Financial Performance and Shareholder Returns
H&G reported an underlying net profit after tax of $5.1 million for the year ended 30 September 2024, marking a 13% increase over the previous year. Dividends per share rose significantly by 33% to 2.0 cents, reflecting the company’s commitment to delivering shareholder value. However, underlying earnings per share saw a slight decline of 10%, a nuance that investors will want to monitor as the integration progresses.
The net tangible asset (NTA) per share increased modestly by 2% to 31.4 cents, underscoring steady balance sheet strength amid ongoing portfolio realignment.
Portfolio Simplification and Investment Strategy
Beyond the uniforms business, Hancock & Gore is actively simplifying its investment portfolio. A key initiative is the proposed acquisition of all assets of the H&G High Conviction Fund (HCF) in exchange for shares, which would add approximately $20 million in strategic liquid assets to H&G’s balance sheet. This move aims to enhance balance sheet flexibility and support the growth ambitions of Global Uniform Solutions.

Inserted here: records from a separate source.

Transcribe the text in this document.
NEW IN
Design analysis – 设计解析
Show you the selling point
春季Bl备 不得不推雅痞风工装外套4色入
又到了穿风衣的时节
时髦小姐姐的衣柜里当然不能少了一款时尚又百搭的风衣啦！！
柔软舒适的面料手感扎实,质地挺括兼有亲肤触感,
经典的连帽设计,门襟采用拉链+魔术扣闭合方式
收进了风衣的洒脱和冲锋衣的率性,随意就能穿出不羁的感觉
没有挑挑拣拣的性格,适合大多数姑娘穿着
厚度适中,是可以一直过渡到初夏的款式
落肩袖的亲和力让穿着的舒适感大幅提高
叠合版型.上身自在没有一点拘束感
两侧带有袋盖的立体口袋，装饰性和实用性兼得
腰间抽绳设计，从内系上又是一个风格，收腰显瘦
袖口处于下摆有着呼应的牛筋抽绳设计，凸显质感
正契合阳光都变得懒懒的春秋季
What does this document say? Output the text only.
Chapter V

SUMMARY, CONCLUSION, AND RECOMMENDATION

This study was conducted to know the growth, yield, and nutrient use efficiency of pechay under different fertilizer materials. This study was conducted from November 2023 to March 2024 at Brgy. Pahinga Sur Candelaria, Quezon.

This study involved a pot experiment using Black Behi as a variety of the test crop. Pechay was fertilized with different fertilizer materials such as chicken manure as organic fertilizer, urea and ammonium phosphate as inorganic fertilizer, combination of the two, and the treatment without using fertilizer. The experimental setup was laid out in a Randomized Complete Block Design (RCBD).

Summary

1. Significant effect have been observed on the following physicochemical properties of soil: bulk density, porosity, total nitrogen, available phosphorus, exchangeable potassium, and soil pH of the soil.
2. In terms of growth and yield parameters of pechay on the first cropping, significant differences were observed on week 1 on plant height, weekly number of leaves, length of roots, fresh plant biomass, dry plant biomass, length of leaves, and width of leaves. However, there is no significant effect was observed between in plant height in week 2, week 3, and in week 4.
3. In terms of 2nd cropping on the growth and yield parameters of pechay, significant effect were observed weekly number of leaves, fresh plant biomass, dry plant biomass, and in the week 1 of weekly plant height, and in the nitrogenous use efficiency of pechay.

Disruptive Packaging, another notable asset, demonstrated impressive revenue growth, with FY24 consolidated group revenue reaching $30 million, a significant jump from $8 million in FY23. The company’s US market penetration is accelerating, supported by a recent capital raise at a premium to H&G’s entry price, signaling confidence in its expansion strategy.
Leadership and Future Outlook
Global Uniform Solutions is steered by a high-caliber leadership team, including Executive Chair Steve Doyle and newly appointed CEO Joanne Goldman, who bring extensive global experience. The integration of Schoolblazer’s team and technology, such as the in-house Seraph ERP system, is expected to drive operational efficiencies and support omnichannel retail growth.
Looking ahead, H&G plans to focus on consolidating accounts for FY26 to provide clearer visibility of GUS’s performance and continue pursuing M&A opportunities to strengthen its market position. The company’s strategy to balance a flexible, liquid balance sheet with targeted investments positions it well to navigate evolving market dynamics.
Bottom Line?
Hancock & Gore’s merger-fueled transformation sets the stage for a new growth chapter, but execution risks and market conditions will be critical to watch.
Questions in the middle?
- How will the integration of Schoolblazer impact Global Uniform Solutions’ profitability and market share?
- What are the potential risks and timelines associated with the proposed acquisition of HCF assets?
- Can Disruptive Packaging sustain its rapid US market growth amid competitive pressures?